The Rule of Law by Tom Bingham
Everybody believes (or claims to believe) in the rule of law, but how many people could tell you what it means? Although Tom Bingham, recently retired from the post of senior law lord and now free to speak his mind, has spent his life in its service, even he does not find defining it that easy. But his short book is a remarkable essay on the subject, stooping from panoptic heights of generality to brief but meticulously detailed case studies drawn principally from cases in which he himself has been involved (he engagingly likens these to Elisabeth Schwarzkopf's choice of eight of her own recordings on Desert Island Discs).
The difficulties of definition are obvious if you stop at the initial proposition that the rule of law is simply public administration and adjudication governed by duly enacted laws – though even this seems to have eluded Richard Nixon, who told David Frost, "If the President does it, that means it is not illegal." The Nazis' Nuremberg Laws and South Africa's apartheid laws both passed the formal constitutionality test. So you have to add at least two other elements.
One is a democratic mandate. Apartheid laws passed by a legislature from which all but whites were excluded, elected on a racially restricted franchise, failed this test dismally. But how about the Nazis, whose demagogy had secured them a parliamentary majority, albeit they promptly set about abusing it? The answer has to be a second element embedded in the rule of law: an irreducible minimum of effective protection of fundamental rights, including equality under laws administered by impartial and independent courts.
It is these elements, rather than the bare foundational principle of a government of laws and not of men, which are contentious, and it is with these that Bingham sets about grappling.

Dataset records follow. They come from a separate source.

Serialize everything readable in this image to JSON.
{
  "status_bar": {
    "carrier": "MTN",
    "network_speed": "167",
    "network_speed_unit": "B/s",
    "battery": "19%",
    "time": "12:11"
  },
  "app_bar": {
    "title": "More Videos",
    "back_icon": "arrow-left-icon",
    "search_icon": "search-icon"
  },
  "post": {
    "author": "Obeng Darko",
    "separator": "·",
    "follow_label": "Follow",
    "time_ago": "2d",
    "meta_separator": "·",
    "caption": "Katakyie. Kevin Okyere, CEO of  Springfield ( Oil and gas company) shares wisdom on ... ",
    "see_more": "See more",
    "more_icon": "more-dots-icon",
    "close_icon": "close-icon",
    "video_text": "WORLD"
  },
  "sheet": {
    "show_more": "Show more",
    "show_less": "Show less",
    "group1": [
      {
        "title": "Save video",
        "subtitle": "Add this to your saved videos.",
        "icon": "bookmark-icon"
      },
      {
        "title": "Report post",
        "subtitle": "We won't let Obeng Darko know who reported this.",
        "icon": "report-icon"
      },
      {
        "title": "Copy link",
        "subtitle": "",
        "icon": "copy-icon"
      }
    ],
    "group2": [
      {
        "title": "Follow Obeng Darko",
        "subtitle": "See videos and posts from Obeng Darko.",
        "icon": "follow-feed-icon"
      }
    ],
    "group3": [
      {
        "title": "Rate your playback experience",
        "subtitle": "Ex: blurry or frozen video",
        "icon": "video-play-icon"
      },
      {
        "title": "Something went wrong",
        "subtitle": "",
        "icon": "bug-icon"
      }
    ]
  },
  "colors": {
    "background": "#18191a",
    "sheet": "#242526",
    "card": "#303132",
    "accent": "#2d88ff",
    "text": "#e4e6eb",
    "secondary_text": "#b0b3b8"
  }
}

First, what gives a parliament its legitimacy? In most developed countries, Bingham points out, it is a written constitution, with the result that the courts of these countries can tell the legislature that it has acted beyond its powers. This may give law the upper hand, but there is nothing to guarantee that the constitution itself protects fundamental individual rights – unless the courts are prepared to read them in, which is what the supreme courts of many such countries have done.
You can acclaim this as an enhancement of the rule of law, or denounce it as judicial supremacism, depending (if you are honest) on whether you agree or disagree with the substance of what the courts have done, for example in establishing abortion rights in the US or in prioritising free speech over a level electoral playing field in Australia.
In the UK, Parliament's supremacy is an artefact of the historic compromise reached in the 17th century. Bingham, a historian by training, contests the view of some of his judicial colleagues that parliamentary supremacy is itself a product of the common law, capable of being modified or withdrawn by the courts if Parliament behaves unconstitutionally. The issue is not unreal, for government has more than once in recent years tried to get Parliament to pass measures which strike at such fundamental rights as access to the courts or freedom from arbitrary detention. (It has incidentally succeeded, by a little-noticed subsection of the 1971 Immigration Act, in reversing habeas corpus by putting the onus on the individual rather than the state where a deprivation of liberty concerns immigration status.)
But what clinches the argument, in Bingham's view, is that there is no consensus, historical or contemporary, which gives the judgment of an unelected judiciary priority over that of an elected parliament, however oppressive it may be. The answer, he concludes, has to be a codified constitution which limits what even Parliament may do – if, he cautiously adds, that is what the British people want.
If there are to be such limits on what Parliament can do, what should they be? To some extent Parliament itself has already answered this by giving the law of the EU superiority over its own laws (membership of the EU requires this), and by requiring the courts to judge the compatibility of both administration and legislation with the European Convention on Human Rights (though without any power to strike down Parliament's statutes). The latter has come under sustained media attack since the day in 2000 that the Human Rights Act came into force, to the extent that ministers have been running for cover and the opposition has undertaken to repeal it. But what would replace it?
Whatever the detail, Bingham has a clear response: critics, he says, must ultimately answer two questions (questions which voters might well want to ask their candidates). First, which of the ECHR rights that he describes in his text would they discard? Second, would they rather live in a country in which these rights were not protected by law?
The point of greatest pressure is, of course, terrorism. Have the rules of the game changed since 9/11, as Tony Blair asserted? And if they have, do they now permit invasion at will of hostile states, torture of captives and indefinite detention without trial? Bingham's answer, a resounding no, is perhaps the most compelling part of his book because it is here that he calls up and demolishes in scholarly detail the UK's reasons for joining Bush's illegal attack on Iraq, and describes what the courts of this country have done (he does not mention that it has been chiefly under his leadership) to maintain the rule of law in the face of ministerial and legislative assaults on it.
Old-fashioned policing has probably been more effective than anything else in heading off domestic terrorism in the UK. By contrast, and in concert with many other scholars and lawyers, Bingham's argument is that to fight fire with fire is to do terrorism's work for it by sacrificing the very rule of law, with its underlying regard for human rights, which makes our society worth defending.
Stephen Sedley is a Lord Justice of Appeal. A collection of his essays on law, Ashes and Sparks, will be published by CUP later this year.